Brennt der Regenwald, sind auch die Tiere in Gefahr. Da es immer wieder zu Waldbränden kommt, haben die Tiere sich zumindest zum Teil an einen gewissen Umgang mit dem Feuer gewöhnt. Sie fliehen einfach vor dem Feuer oder suchen sich Schutz in den Flüssen und Seen im Amazonasgebiet.
Kleinere Waldbrände können sogar einen positiven Effekt auf die Vegetation und die Tierwelt haben: Alte Waldteile werden aufgefrischt und es kann sich neue Vegetation bilden. Bei grossen Bränden wie jenen im Amazonas überwiegen jedoch die negativen Einflüsse. Die schiere Grösse erschwert die Rehabilitation der Vegetation gewaltig.
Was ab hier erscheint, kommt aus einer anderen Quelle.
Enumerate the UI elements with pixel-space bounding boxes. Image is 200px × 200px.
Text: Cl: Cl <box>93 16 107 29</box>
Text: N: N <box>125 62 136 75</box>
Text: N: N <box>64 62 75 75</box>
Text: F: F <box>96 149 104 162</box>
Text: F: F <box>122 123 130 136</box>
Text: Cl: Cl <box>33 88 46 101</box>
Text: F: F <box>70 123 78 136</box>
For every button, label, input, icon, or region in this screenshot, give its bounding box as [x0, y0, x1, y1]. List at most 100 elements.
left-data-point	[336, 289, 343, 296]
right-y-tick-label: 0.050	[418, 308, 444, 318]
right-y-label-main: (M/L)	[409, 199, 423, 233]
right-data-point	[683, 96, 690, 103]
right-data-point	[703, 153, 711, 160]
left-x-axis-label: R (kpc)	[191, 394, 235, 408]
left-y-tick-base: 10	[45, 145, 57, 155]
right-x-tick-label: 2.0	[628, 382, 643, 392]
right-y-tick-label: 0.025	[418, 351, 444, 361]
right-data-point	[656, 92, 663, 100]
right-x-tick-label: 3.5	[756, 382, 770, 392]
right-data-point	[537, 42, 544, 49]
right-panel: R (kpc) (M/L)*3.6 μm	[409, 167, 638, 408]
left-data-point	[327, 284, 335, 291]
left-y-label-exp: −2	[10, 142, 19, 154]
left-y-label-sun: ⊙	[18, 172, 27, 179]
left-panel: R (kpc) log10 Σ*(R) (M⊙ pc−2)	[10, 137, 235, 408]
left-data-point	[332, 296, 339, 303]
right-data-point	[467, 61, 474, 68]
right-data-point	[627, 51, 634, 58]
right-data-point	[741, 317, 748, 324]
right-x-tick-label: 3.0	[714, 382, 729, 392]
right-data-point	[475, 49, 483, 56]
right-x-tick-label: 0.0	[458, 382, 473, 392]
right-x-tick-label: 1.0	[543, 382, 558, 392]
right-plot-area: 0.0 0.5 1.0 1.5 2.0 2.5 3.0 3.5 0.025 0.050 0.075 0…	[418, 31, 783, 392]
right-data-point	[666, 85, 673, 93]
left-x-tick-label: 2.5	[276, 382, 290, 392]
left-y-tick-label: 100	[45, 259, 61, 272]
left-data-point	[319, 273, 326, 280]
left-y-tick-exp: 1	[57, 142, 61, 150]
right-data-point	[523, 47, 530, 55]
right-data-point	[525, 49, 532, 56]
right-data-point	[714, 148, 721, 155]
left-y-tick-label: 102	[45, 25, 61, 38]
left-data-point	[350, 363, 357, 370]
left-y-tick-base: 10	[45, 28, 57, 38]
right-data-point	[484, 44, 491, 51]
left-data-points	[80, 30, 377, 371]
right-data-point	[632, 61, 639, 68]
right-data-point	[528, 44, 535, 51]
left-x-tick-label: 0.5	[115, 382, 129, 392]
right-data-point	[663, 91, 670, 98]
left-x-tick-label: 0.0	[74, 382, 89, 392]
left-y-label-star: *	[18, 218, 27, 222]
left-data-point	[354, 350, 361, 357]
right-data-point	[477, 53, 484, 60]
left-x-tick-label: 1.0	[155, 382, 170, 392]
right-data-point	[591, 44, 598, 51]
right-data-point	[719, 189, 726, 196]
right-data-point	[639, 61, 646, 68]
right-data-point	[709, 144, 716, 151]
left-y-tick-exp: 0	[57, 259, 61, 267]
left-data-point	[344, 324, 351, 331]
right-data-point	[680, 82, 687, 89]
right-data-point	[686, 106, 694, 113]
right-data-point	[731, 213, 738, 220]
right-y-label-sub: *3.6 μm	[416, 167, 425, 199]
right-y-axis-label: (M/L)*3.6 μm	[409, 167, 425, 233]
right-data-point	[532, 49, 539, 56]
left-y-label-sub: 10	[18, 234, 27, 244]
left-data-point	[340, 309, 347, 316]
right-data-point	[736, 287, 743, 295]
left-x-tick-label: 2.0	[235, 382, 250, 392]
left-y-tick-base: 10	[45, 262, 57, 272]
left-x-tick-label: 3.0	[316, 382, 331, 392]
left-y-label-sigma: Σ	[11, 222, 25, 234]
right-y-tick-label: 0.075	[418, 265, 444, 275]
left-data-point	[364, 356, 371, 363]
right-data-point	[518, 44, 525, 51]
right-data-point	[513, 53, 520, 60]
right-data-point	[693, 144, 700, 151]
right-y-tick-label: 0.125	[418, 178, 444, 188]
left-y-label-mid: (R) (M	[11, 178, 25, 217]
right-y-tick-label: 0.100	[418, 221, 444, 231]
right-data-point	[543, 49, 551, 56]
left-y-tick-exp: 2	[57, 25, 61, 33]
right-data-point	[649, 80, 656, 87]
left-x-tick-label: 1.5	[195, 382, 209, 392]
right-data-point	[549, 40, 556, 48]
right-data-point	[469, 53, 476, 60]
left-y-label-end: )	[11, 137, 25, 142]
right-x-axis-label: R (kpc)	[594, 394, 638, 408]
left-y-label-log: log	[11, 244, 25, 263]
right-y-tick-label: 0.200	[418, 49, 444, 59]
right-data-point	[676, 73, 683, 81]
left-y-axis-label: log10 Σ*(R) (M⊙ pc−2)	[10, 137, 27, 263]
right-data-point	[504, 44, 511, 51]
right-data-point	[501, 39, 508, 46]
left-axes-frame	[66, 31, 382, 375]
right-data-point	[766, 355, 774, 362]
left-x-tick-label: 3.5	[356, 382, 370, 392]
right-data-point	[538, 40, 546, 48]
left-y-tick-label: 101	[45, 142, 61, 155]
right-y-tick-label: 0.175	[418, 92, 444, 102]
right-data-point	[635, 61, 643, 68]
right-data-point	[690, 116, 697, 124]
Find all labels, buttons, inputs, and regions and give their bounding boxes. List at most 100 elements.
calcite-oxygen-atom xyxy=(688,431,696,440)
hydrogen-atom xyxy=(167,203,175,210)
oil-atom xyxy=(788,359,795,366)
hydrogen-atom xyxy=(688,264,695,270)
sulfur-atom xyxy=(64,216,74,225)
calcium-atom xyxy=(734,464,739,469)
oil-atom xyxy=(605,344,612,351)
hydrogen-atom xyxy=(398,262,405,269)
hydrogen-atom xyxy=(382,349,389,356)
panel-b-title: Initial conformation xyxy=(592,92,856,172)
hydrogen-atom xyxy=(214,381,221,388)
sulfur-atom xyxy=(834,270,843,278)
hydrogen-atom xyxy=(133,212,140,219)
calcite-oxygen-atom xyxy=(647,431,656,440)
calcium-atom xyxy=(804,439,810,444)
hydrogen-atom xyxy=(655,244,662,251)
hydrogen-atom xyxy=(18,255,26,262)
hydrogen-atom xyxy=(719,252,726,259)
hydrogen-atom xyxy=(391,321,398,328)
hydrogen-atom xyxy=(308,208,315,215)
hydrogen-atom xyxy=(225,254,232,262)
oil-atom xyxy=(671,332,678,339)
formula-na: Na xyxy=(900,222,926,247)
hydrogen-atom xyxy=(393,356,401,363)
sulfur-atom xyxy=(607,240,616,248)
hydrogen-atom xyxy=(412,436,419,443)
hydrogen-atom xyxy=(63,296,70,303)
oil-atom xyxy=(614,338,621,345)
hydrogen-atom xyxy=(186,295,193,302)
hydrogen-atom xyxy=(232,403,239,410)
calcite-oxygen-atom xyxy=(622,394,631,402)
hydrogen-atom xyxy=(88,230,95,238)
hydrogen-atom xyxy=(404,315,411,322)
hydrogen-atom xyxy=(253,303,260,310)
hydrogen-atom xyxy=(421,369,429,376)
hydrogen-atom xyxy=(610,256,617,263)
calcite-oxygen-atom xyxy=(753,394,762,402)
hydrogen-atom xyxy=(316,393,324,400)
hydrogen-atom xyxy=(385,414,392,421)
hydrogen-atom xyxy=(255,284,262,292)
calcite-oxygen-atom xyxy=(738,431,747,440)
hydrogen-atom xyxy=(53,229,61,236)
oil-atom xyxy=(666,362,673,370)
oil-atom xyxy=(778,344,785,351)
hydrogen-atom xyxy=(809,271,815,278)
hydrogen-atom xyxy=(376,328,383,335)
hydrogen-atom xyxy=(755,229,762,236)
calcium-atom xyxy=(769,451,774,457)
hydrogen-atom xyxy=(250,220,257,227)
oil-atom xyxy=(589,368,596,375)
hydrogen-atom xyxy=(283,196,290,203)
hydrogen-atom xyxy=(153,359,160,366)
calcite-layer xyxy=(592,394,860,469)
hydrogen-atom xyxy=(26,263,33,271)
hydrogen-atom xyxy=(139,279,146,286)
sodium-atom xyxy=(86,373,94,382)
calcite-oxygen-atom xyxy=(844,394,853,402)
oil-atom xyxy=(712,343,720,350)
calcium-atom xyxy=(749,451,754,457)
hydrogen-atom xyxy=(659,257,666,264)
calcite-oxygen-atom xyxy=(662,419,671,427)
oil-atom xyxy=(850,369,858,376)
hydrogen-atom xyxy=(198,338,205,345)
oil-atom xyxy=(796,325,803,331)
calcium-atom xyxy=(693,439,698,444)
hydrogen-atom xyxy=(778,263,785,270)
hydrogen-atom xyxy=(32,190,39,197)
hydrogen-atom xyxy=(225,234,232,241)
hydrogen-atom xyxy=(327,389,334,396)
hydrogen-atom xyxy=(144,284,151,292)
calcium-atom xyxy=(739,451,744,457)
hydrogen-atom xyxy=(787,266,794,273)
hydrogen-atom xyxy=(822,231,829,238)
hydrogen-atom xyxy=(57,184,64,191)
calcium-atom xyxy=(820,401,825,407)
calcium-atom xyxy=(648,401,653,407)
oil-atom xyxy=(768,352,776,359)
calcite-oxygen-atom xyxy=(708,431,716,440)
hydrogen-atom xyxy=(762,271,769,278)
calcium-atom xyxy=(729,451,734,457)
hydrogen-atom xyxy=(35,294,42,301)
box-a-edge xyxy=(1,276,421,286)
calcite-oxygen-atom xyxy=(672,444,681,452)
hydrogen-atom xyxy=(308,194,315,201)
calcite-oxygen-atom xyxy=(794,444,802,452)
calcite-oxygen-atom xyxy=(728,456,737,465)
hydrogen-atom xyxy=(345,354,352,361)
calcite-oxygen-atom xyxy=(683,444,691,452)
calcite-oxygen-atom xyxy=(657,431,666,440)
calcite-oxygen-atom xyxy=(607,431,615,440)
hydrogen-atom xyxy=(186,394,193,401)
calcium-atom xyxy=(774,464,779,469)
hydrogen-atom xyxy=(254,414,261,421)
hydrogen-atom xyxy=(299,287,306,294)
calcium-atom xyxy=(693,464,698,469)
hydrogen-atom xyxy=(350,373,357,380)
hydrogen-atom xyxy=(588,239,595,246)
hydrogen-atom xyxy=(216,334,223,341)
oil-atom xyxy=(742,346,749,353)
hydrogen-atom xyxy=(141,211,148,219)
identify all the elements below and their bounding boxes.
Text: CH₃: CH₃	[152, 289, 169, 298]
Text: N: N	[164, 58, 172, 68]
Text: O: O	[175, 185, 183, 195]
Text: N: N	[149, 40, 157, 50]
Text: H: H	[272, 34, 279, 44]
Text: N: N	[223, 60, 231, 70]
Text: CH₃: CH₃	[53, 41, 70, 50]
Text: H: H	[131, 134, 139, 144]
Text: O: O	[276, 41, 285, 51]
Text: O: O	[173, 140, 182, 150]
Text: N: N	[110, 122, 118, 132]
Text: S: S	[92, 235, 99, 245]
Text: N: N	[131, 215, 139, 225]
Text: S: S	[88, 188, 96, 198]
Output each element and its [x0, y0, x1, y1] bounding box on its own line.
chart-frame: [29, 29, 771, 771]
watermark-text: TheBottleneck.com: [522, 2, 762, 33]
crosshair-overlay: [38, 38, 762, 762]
Die Brände verursachen solch hohe Temperaturen, dass auch die unterirdische Vegetation in Mitleidenschaft gezogen wird. Viele Pilze halten den 700 Grad einfach nicht stand. So setzt sich die Spirale immer weiter fort: Stirbt die Vegetation, haben die Tiere nichts mehr zu fressen und die Population verkleinert sich. Vom Aussterben gefährdete Tierarten leiden besonders darunter.
Die Waldbrände im Amazonas sorgen weltweit für heftige Reaktionen. Die Politiker, wie der brasilianische Präsident Jair Bolsonaro, beschuldigen sich gegenseitig, die Katastrophe für politische Zwecke zu instrumentalisieren. Massnahmen hat Bolsonaro bisher noch keine Angekündigt.
Auf Twitter und Facebook kursieren derweil seit mehreren Tagen Fake-Bilder des Brandes. Die Bilder wie jene in diesem Tweet stammen zum Teil von Bränden, die vor mehreren Jahren stattgefunden haben.
Während sich Rechtspopulisten rund um den Globus noch über Gretas Segeltörn echauffieren, lässt einer ihrer Führer in Brasilien hunderte Quadratkilometer Regenwald abbrennen. #Bolsonaro #SOSAmazonia #AmazonFires pic.twitter.com/oSQ9DLfiBV
— Anselm Schindler (@AnselmSchindler) August 21, 2019
Sowohl der WWF wie auch Rainforest Alliance und andere gemeinnützige Organisationen haben Statements veröffentlicht. Sie versuchen, angeschlossene Organisationen wie CIOCA (die Vertretung der indigenen Bevölkerung im Amazonasbecken) und Imaflora (der Verband für nachhaltige Landwirtschaft in der Region) vor Ort finanziell zu unterstützen und politischen Druck auf den brasilianischen Präsidenten Bolsonaro auszuüben.
Wer Fleisch aus Mastbetrieben isst, der hat also eine Mitverantwortung für die Zerstörung des Regenwaldes.